La catedrática estaba tensa como la cuerda de un violín y pensé que no tardaría en coger uno de aquellos cuchillos de las estanterías para extraerme el corazón y comérselo aún caliente. Creo que todas las desconfianzas y traiciones posibles pasaron por su cabeza a la velocidad del rayo. Aquella mujer llevaba, bien visibles, los estigmas de la infelicidad.

– Discúlpeme un momento, señor Queralt -dijo poniéndose en pie y saliendo de detrás de su mesa-. Vuelvo en seguida. Por cierto, ¿cómo dijo que se llamaba?

– Arnau Queralt -repuse, siguiéndola con la mirada.

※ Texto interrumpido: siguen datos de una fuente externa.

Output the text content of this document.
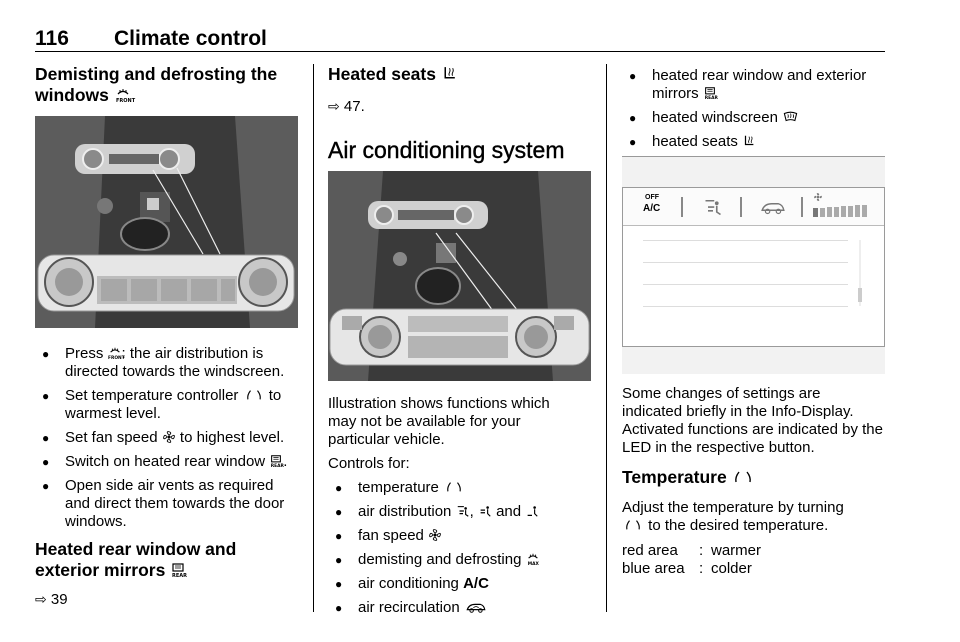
116 Climate control
Demisting and defrosting the windows FRONT
● Press FRONT
: the air distribution is directed towards the windscreen.
● Set temperature controller  to warmest level.
● Set fan speed  to highest level.
● Switch on heated rear window REAR .
● Open side air vents as required and direct them towards the door windows.
Heated rear window and exterior mirrors REAR

⇨ 39

Heated seats

⇨ 47.

Air conditioning system

Illustration shows functions which may not be available for your particular vehicle.

Controls for:

● temperature
● air distribution ,  and
● fan speed
● demisting and defrosting MAX
● air conditioning A/C
● air recirculation
● heated rear window and exterior mirrors REAR
● heated windscreen
● heated seats
OFF
A/C

Some changes of settings are indicated briefly in the Info-Display. Activated functions are indicated by the LED in the respective button.

Temperature

Adjust the temperature by turning
to the desired temperature.

red area	: warmer
blue area : colder
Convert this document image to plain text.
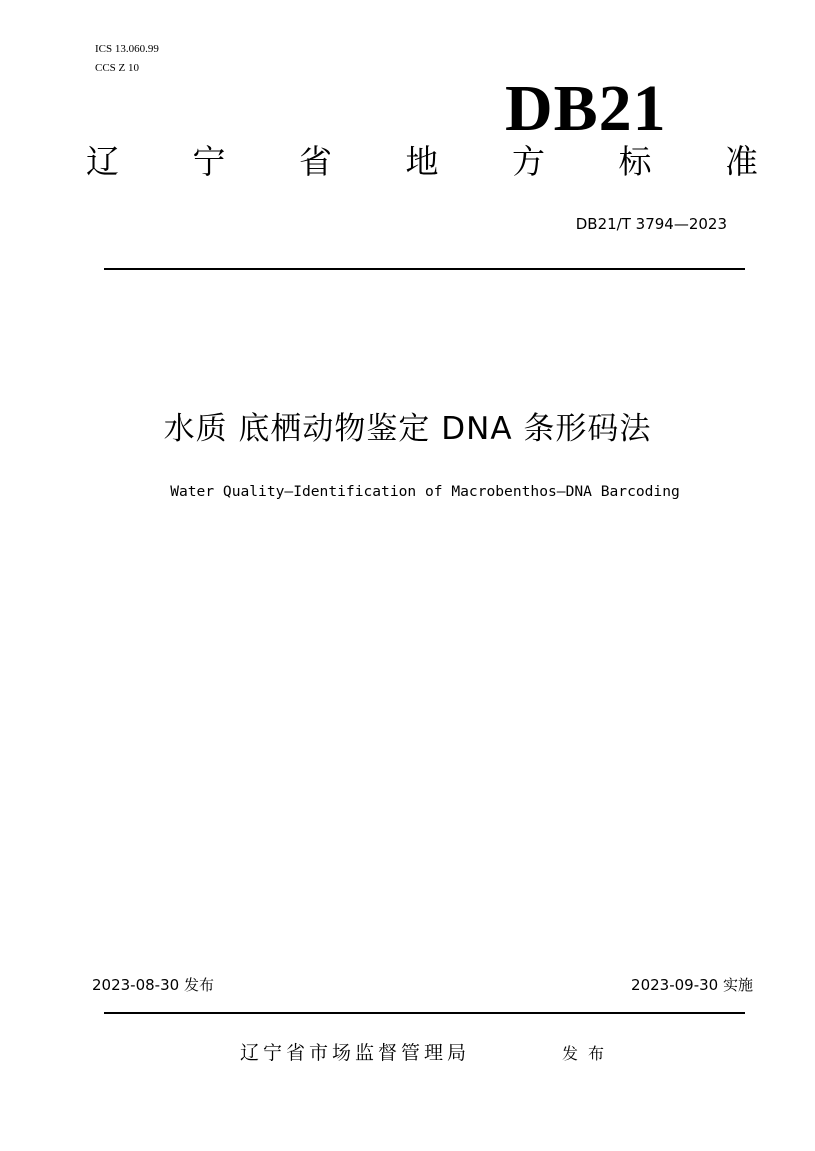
ICS 13.060.99
CCS Z 10
DB21
辽 宁 省 地 方 标 准
DB21/T 3794—2023
水质 底栖动物鉴定 DNA 条形码法
Water Quality—Identification of Macrobenthos—DNA Barcoding
2023-08-30 发布	2023-09-30 实施
辽宁省市场监督管理局	发布
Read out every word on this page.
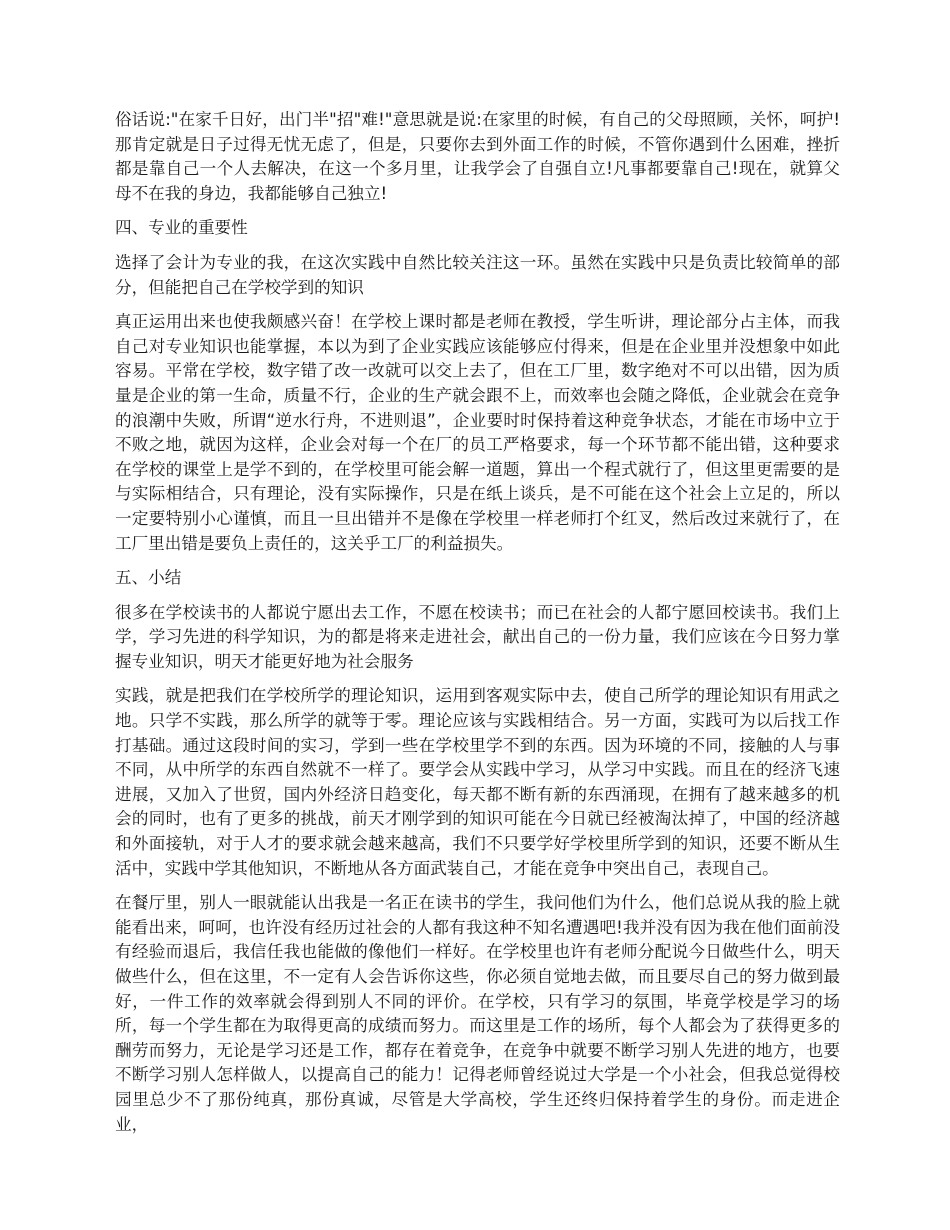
俗话说:"在家千日好，出门半"招"难!"意思就是说:在家里的时候，有自己的父母照顾，关怀，呵护!那肯定就是日子过得无忧无虑了，但是，只要你去到外面工作的时候，不管你遇到什么困难，挫折都是靠自己一个人去解决，在这一个多月里，让我学会了自强自立!凡事都要靠自己!现在，就算父母不在我的身边，我都能够自己独立!

四、专业的重要性

选择了会计为专业的我，在这次实践中自然比较关注这一环。虽然在实践中只是负责比较简单的部分，但能把自己在学校学到的知识

真正运用出来也使我颇感兴奋！在学校上课时都是老师在教授，学生听讲，理论部分占主体，而我自己对专业知识也能掌握，本以为到了企业实践应该能够应付得来，但是在企业里并没想象中如此容易。平常在学校，数字错了改一改就可以交上去了，但在工厂里，数字绝对不可以出错，因为质量是企业的第一生命，质量不行，企业的生产就会跟不上，而效率也会随之降低，企业就会在竞争的浪潮中失败，所谓“逆水行舟，不进则退”，企业要时时保持着这种竞争状态，才能在市场中立于不败之地，就因为这样，企业会对每一个在厂的员工严格要求，每一个环节都不能出错，这种要求在学校的课堂上是学不到的，在学校里可能会解一道题，算出一个程式就行了，但这里更需要的是与实际相结合，只有理论，没有实际操作，只是在纸上谈兵，是不可能在这个社会上立足的，所以一定要特别小心谨慎，而且一旦出错并不是像在学校里一样老师打个红叉，然后改过来就行了，在工厂里出错是要负上责任的，这关乎工厂的利益损失。

五、小结

很多在学校读书的人都说宁愿出去工作，不愿在校读书；而已在社会的人都宁愿回校读书。我们上学，学习先进的科学知识，为的都是将来走进社会，献出自己的一份力量，我们应该在今日努力掌握专业知识，明天才能更好地为社会服务

实践，就是把我们在学校所学的理论知识，运用到客观实际中去，使自己所学的理论知识有用武之地。只学不实践，那么所学的就等于零。理论应该与实践相结合。另一方面，实践可为以后找工作打基础。通过这段时间的实习，学到一些在学校里学不到的东西。因为环境的不同，接触的人与事不同，从中所学的东西自然就不一样了。要学会从实践中学习，从学习中实践。而且在的经济飞速进展，又加入了世贸，国内外经济日趋变化，每天都不断有新的东西涌现，在拥有了越来越多的机会的同时，也有了更多的挑战，前天才刚学到的知识可能在今日就已经被淘汰掉了，中国的经济越和外面接轨，对于人才的要求就会越来越高，我们不只要学好学校里所学到的知识，还要不断从生活中，实践中学其他知识，不断地从各方面武装自己，才能在竞争中突出自己，表现自己。

在餐厅里，别人一眼就能认出我是一名正在读书的学生，我问他们为什么，他们总说从我的脸上就能看出来，呵呵，也许没有经历过社会的人都有我这种不知名遭遇吧!我并没有因为我在他们面前没有经验而退后，我信任我也能做的像他们一样好。在学校里也许有老师分配说今日做些什么，明天做些什么，但在这里，不一定有人会告诉你这些，你必须自觉地去做，而且要尽自己的努力做到最好，一件工作的效率就会得到别人不同的评价。在学校，只有学习的氛围，毕竟学校是学习的场所，每一个学生都在为取得更高的成绩而努力。而这里是工作的场所，每个人都会为了获得更多的酬劳而努力，无论是学习还是工作，都存在着竞争，在竞争中就要不断学习别人先进的地方，也要不断学习别人怎样做人，以提高自己的能力！记得老师曾经说过大学是一个小社会，但我总觉得校园里总少不了那份纯真，那份真诚，尽管是大学高校，学生还终归保持着学生的身份。而走进企业，
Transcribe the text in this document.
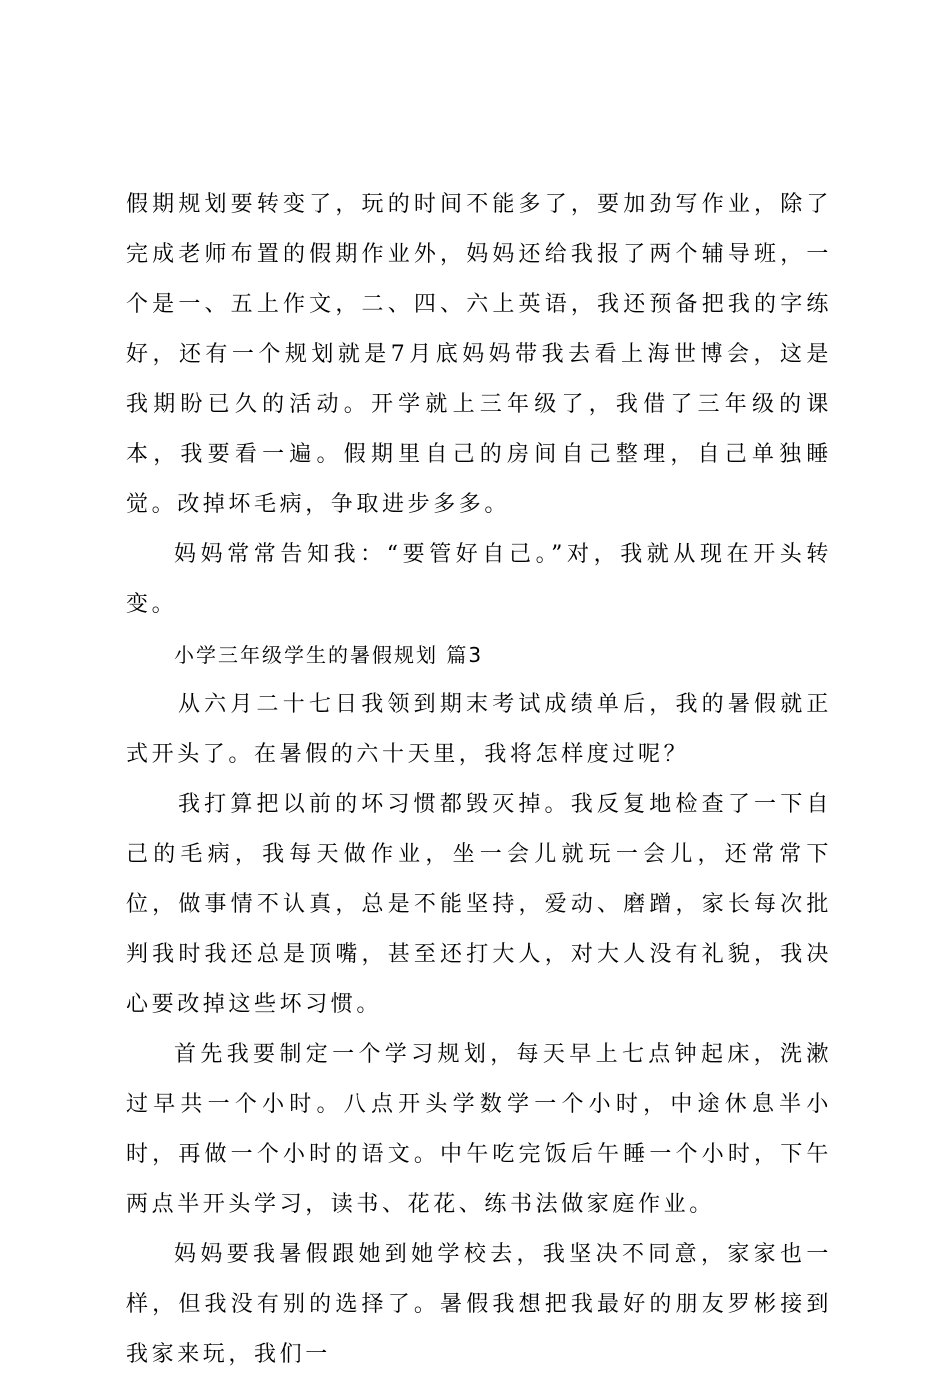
假期规划要转变了，玩的时间不能多了，要加劲写作业，除了完成老师布置的假期作业外，妈妈还给我报了两个辅导班，一个是一、五上作文，二、四、六上英语，我还预备把我的字练好，还有一个规划就是7月底妈妈带我去看上海世博会，这是我期盼已久的活动。开学就上三年级了，我借了三年级的课本，我要看一遍。假期里自己的房间自己整理，自己单独睡觉。改掉坏毛病，争取进步多多。

妈妈常常告知我：“要管好自己。”对，我就从现在开头转变。

小学三年级学生的暑假规划 篇3

从六月二十七日我领到期末考试成绩单后，我的暑假就正式开头了。在暑假的六十天里，我将怎样度过呢？

我打算把以前的坏习惯都毁灭掉。我反复地检查了一下自己的毛病，我每天做作业，坐一会儿就玩一会儿，还常常下位，做事情不认真，总是不能坚持，爱动、磨蹭，家长每次批判我时我还总是顶嘴，甚至还打大人，对大人没有礼貌，我决心要改掉这些坏习惯。

首先我要制定一个学习规划，每天早上七点钟起床，洗漱过早共一个小时。八点开头学数学一个小时，中途休息半小时，再做一个小时的语文。中午吃完饭后午睡一个小时，下午两点半开头学习，读书、花花、练书法做家庭作业。

妈妈要我暑假跟她到她学校去，我坚决不同意，家家也一样，但我没有别的选择了。暑假我想把我最好的朋友罗彬接到我家来玩，我们一
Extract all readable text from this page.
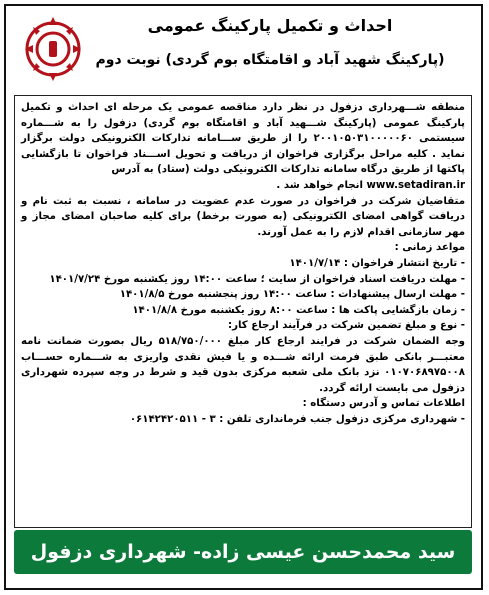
احداث و تکمیل پارکینگ عمومی
(پارکینگ شهید آباد و اقامتگاه بوم گردی) نوبت دوم

منطقه شـــهرداری دزفول در نظر دارد مناقصه عمومی یک مرحله ای احداث و تکمیل پارکینگ عمومی (پارکینگ شـــهید آباد و اقامتگاه بوم گردی) دزفول را به شـــماره سیستمی ۲۰۰۱۰۵۰۳۱۰۰۰۰۰۶۰ را از طریق ســـامانه تدارکات الکترونیکی دولت برگزار نماید . کلیه مراحل برگزاری فراخوان از دریافت و تحویل اســـناد فراخوان تا بازگشایی پاکتها از طریق درگاه سامانه تدارکات الکترونیکی دولت (ستاد) به آدرس

www.setadiran.ir انجام خواهد شد .

متقاضیان شرکت در فراخوان در صورت عدم عضویت در سامانه ، نسبت به ثبت نام و دریافت گواهی امضای الکترونیکی (به صورت برخط) برای کلیه صاحبان امضای مجاز و مهر سازمانی اقدام لازم را به عمل آورند.

مواعد زمانی :

- تاریخ انتشار فراخوان : ۱۴۰۱/۷/۱۴
- مهلت دریافت اسناد فراخوان از سایت ؛ ساعت ۱۴:۰۰ روز یکشنبه مورخ ۱۴۰۱/۷/۲۴
- مهلت ارسال پیشنهادات : ساعت ۱۴:۰۰ روز پنجشنبه مورخ ۱۴۰۱/۸/۵
- زمان بازگشایی پاکت ها : ساعت ۸:۰۰ روز یکشنبه مورخ ۱۴۰۱/۸/۸

- نوع و مبلغ تضمین شرکت در فرآیند ارجاع کار:

وجه الضمان شرکت در فرایند ارجاع کار مبلغ ۵۱۸/۷۵۰/۰۰۰ ریال بصورت ضمانت نامه معتبـــر بانکی طبق فرمت ارائه شـــده و یا فیش نقدی واریزی به شـــماره حســـاب ۰۱۰۷۰۶۸۹۷۵۰۰۸ نزد بانک ملی شعبه مرکزی بدون قید و شرط در وجه سپرده شهرداری دزفول می بایست ارائه گردد.

اطلاعات تماس و آدرس دستگاه :

- شهرداری مرکزی دزفول جنب فرمانداری تلفن : ۳ - ۰۶۱۴۲۴۲۰۵۱۱

سید محمدحسن عیسی زاده- شهرداری دزفول
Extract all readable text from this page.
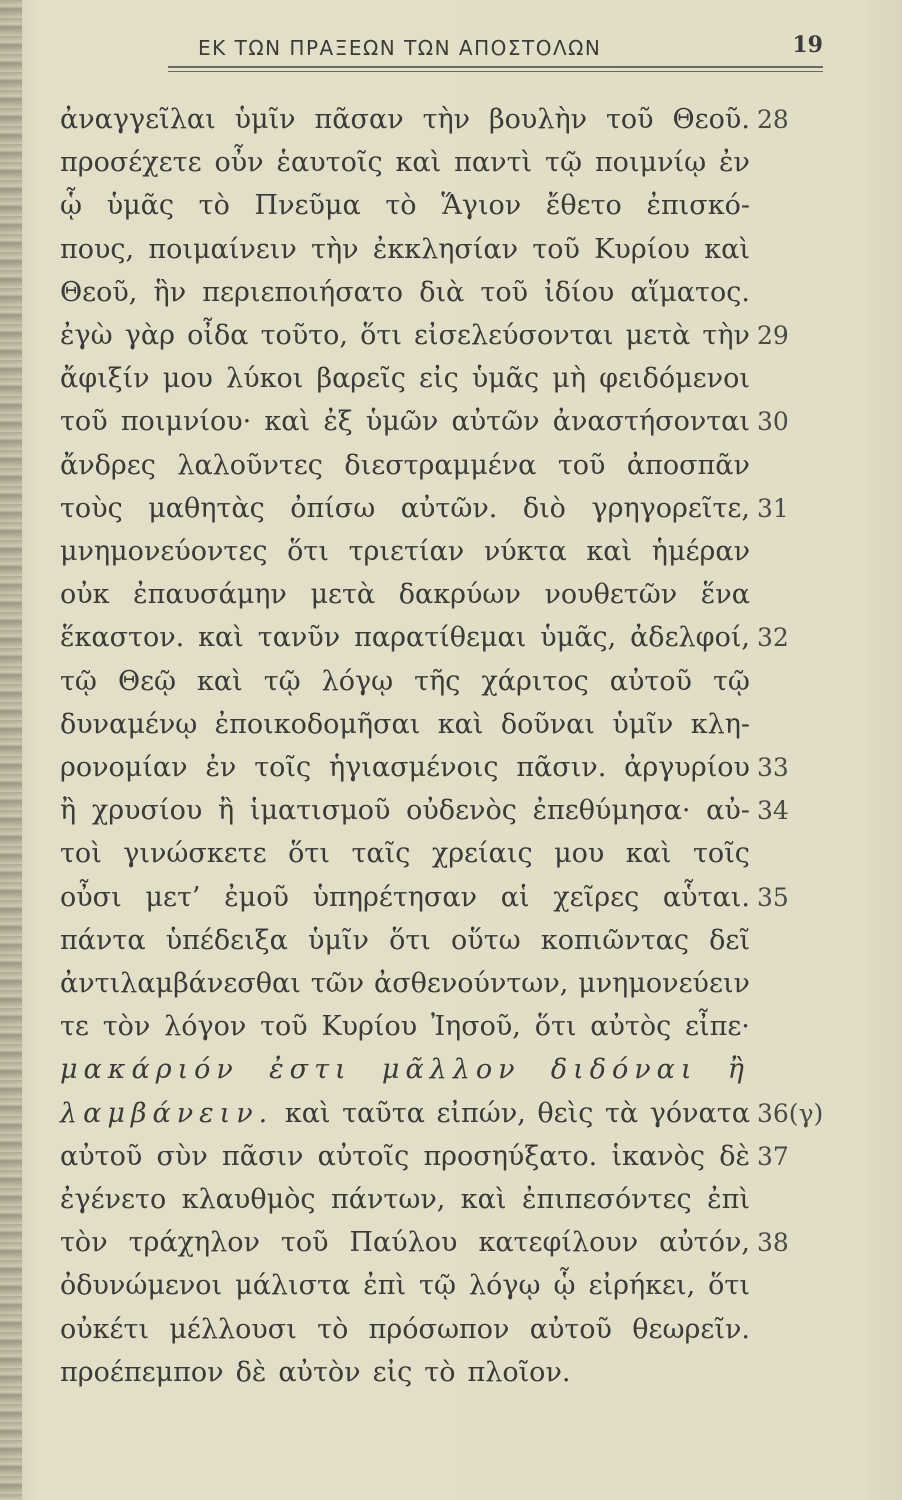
ΕΚ ΤΩΝ ΠΡΑΞΕΩΝ ΤΩΝ ΑΠΟΣΤΟΛΩΝ	19
ἀναγγεῖλαι ὑμῖν πᾶσαν τὴν βουλὴν τοῦ Θεοῦ. 28
προσέχετε οὖν ἑαυτοῖς καὶ παντὶ τῷ ποιμνίῳ ἐν
ᾧ ὑμᾶς τὸ Πνεῦμα τὸ Ἅγιον ἔθετο ἐπισκό-
πους, ποιμαίνειν τὴν ἐκκλησίαν τοῦ Κυρίου καὶ
Θεοῦ, ἣν περιεποιήσατο διὰ τοῦ ἰδίου αἵματος.
ἐγὼ γὰρ οἶδα τοῦτο, ὅτι εἰσελεύσονται μετὰ τὴν 29
ἄφιξίν μου λύκοι βαρεῖς εἰς ὑμᾶς μὴ φειδόμενοι
τοῦ ποιμνίου· καὶ ἐξ ὑμῶν αὐτῶν ἀναστήσονται 30
ἄνδρες λαλοῦντες διεστραμμένα τοῦ ἀποσπᾶν
τοὺς μαθητὰς ὀπίσω αὐτῶν. διὸ γρηγορεῖτε, 31
μνημονεύοντες ὅτι τριετίαν νύκτα καὶ ἡμέραν
οὐκ ἐπαυσάμην μετὰ δακρύων νουθετῶν ἕνα
ἕκαστον. καὶ τανῦν παρατίθεμαι ὑμᾶς, ἀδελφοί, 32
τῷ Θεῷ καὶ τῷ λόγῳ τῆς χάριτος αὐτοῦ τῷ
δυναμένῳ ἐποικοδομῆσαι καὶ δοῦναι ὑμῖν κλη-
ρονομίαν ἐν τοῖς ἡγιασμένοις πᾶσιν. ἀργυρίου 33
ἢ χρυσίου ἢ ἱματισμοῦ οὐδενὸς ἐπεθύμησα· αὐ- 34
τοὶ γινώσκετε ὅτι ταῖς χρείαις μου καὶ τοῖς
οὖσι μετ’ ἐμοῦ ὑπηρέτησαν αἱ χεῖρες αὗται. 35
πάντα ὑπέδειξα ὑμῖν ὅτι οὕτω κοπιῶντας δεῖ
ἀντιλαμβάνεσθαι τῶν ἀσθενούντων, μνημονεύειν
τε τὸν λόγον τοῦ Κυρίου Ἰησοῦ, ὅτι αὐτὸς εἶπε·
μακάριόν ἐστι μᾶλλον διδόναι ἢ
λαμβάνειν. καὶ ταῦτα εἰπών, θεὶς τὰ γόνατα 36(γ)
αὐτοῦ σὺν πᾶσιν αὐτοῖς προσηύξατο. ἱκανὸς δὲ 37
ἐγένετο κλαυθμὸς πάντων, καὶ ἐπιπεσόντες ἐπὶ
τὸν τράχηλον τοῦ Παύλου κατεφίλουν αὐτόν, 38
ὀδυνώμενοι μάλιστα ἐπὶ τῷ λόγῳ ᾧ εἰρήκει, ὅτι
οὐκέτι μέλλουσι τὸ πρόσωπον αὐτοῦ θεωρεῖν.
προέπεμπον δὲ αὐτὸν εἰς τὸ πλοῖον.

– ¿A qué se dedica usted, señor Queralt?

– Soy empresario.

– ¿Y qué hace su empresa? ¿Fabrica algo? -preguntó ya desde la puerta, a punto de dejarme solo con todos aquellos muertos.

– Podría decirse así. Vendemos seguridad informática y desarrollamos proyectos de inteligencia artificial para motores de internet.

Dejó escapar un «¡Oh, ya veo!» muy falso y salió precipitadamente, dando un pequeño portazo. Casi podía escucharla a través de las paredes: «¿Quién demonios es este tipo? ¿Alguien sabe si Daniel tiene, de verdad, algún hermano con diferente apellido que se dedica a la informática?», y no debí de equivocarme mucho en mis suposiciones porque un murmullo de voces y risas atravesó los frágiles muros y, aunque no conseguí entender las palabras, el tono de la charla unido a los temores de la catedrática y, sobre todo, a la forma como me miraba cuando volvió (examinando mis rasgos uno por uno para comprobar el parecido), certificaron mis sospechas. No podía acusarla de ser excesivamente suspicaz: los papeles que yo traía en la cartera formaban parte de su propio trabajo de investigación, un trabajo de gran repercusión académica según Ona, y, a fin de cuentas, yo era un completo desconocido que venía haciendo preguntas sobre algo que, en principio, no me importaba en absoluto.

– Lamento la interrupción, señor Queralt -se disculpó con el aplomo recobrado, mientras tomaba asiento de nuevo sin quitarme los ojos de la cara.

– No pasa nada -rechacé con una amable sonrisa-. Como le decía, sólo necesito que me dé algunas indicaciones. Pero antes, déjeme tranquilizarla: no quisiera que se preocupara pensando que voy a utilizar inadecuadamente este material. Lo único que quiero es ayudar a mi hermano. Si todo esto vale para algo, pues muy bien; si no es así, al menos habré aprendido un par de cosas interesantes.

– No estaba preocupada.

¡Ya! Y yo no me llamaba Arnau.

– ¿Puedo, entonces, mostrarle algunas imágenes?

– Naturalmente.

– Antes de nada, ¿podría explicarme por qué las calaveras que ha puesto en el techo tienen esa forma puntiaguda?

– ¡Ah, se ha fijado! La mayoría de la gente, después de descubrirlas, no vuelve a levantar la vista y procura salir de mi despacho lo antes posible -sonrió-. Sólo por eso ya valen su peso en oro aunque, en realidad, forman parte del material didáctico del departamento, como esa momia de ahí -y la señaló con la mirada-, pero a mí me sirven de perfecto repelente para moscas y mosquitos.

– ¿En serio? -inquirí asombrado. Ella me miró con incredulidad.

– ¡No, hombre, no! ¡Era una forma de hablar! Por moscas y mosquitos quería decir visitas desagradables y estudiantes pesados.